Like I say, it seems like this sort of law is open to abuses of far greater constitutional concern than any singular issue (like abortion.)
Yes, I fully agree with you. I don’t see the distinction or any principle of law that textual rights directly stated are somehow “extra” rights in our country. The best I could see is that if they are in plain text, it would be nigh impossible to judicially remove them. I mean, I have a right to a jury trial in capital cases. No judge on the right or left could disagree with it because it is right there staring them in the face, while if it is not so clear, there could be disagreement, but that doesn’t change the right.
But even if we went on only unenumerated rights, what is to stop a state from using this private suit/civil bounty for gay marriage and even private sodomy? It is just a bad idea all around, and endangers all of our rights to do an end run around Roe.
The super strong standing requirements that you are likely familiar with from the Supreme Court are very tight (well, except when it comes to abortion) but each state can have its own requirement for standing. In TX, one of the ways you get standing is that a law is passed giving you standing, which is what was done here.
In the abstract, allowing citizens to help enforce the law is nothing new. Many states have so-called citizen suit or private attorney general provisions that allow people to help enforce a range of laws and rules governing consumer and environmental protection, government transparency and more. The federal government authorizes citizens to help bring certain fraud claims on behalf of the United States — and allows those citizens to share in any damages that the government receives. The critical point in both of those contexts is that citizens are supplementing government enforcement.
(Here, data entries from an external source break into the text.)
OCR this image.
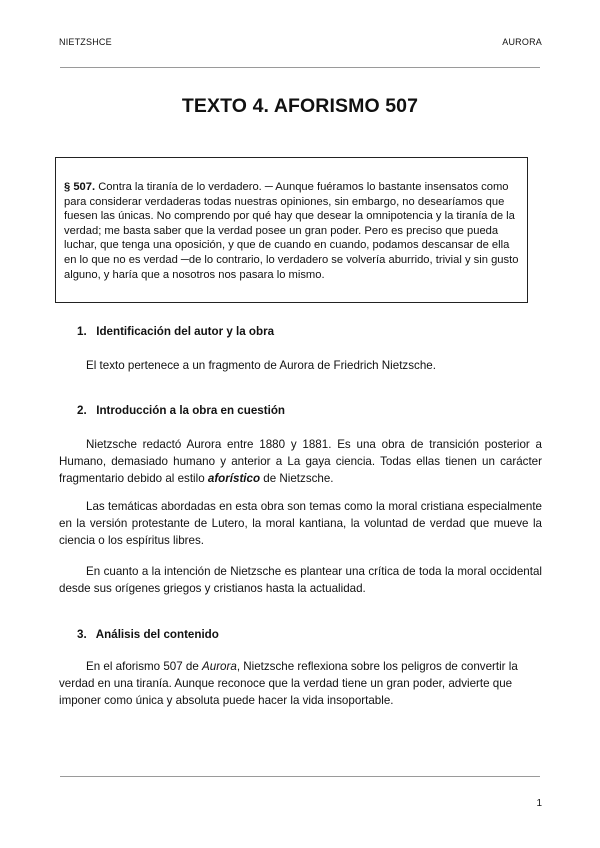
NIETZSHCE	AURORA
TEXTO 4. AFORISMO 507
§ 507. Contra la tiranía de lo verdadero. ─ Aunque fuéramos lo bastante insensatos como para considerar verdaderas todas nuestras opiniones, sin embargo, no desearíamos que fuesen las únicas. No comprendo por qué hay que desear la omnipotencia y la tiranía de la verdad; me basta saber que la verdad posee un gran poder. Pero es preciso que pueda luchar, que tenga una oposición, y que de cuando en cuando, podamos descansar de ella en lo que no es verdad ─de lo contrario, lo verdadero se volvería aburrido, trivial y sin gusto alguno, y haría que a nosotros nos pasara lo mismo.
1. Identificación del autor y la obra
El texto pertenece a un fragmento de Aurora de Friedrich Nietzsche.
2. Introducción a la obra en cuestión
Nietzsche redactó Aurora entre 1880 y 1881. Es una obra de transición posterior a Humano, demasiado humano y anterior a La gaya ciencia. Todas ellas tienen un carácter fragmentario debido al estilo aforístico de Nietzsche.
Las temáticas abordadas en esta obra son temas como la moral cristiana especialmente en la versión protestante de Lutero, la moral kantiana, la voluntad de verdad que mueve la ciencia o los espíritus libres.
En cuanto a la intención de Nietzsche es plantear una crítica de toda la moral occidental desde sus orígenes griegos y cristianos hasta la actualidad.
3. Análisis del contenido
En el aforismo 507 de Aurora, Nietzsche reflexiona sobre los peligros de convertir la verdad en una tiranía. Aunque reconoce que la verdad tiene un gran poder, advierte que imponer como única y absoluta puede hacer la vida insoportable.
1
It would seem to me that in those cases you could find someone who can claim at least some degree of harm, for example add someone living down stream of a polluter to the Sierra clubs legal case, or say that as a voter I have an interest in knowing what my government is doing. But I am really having a hard time seeing why my driving my friend to an abortion has an effect on someone three towns over who doesn’t know either of us.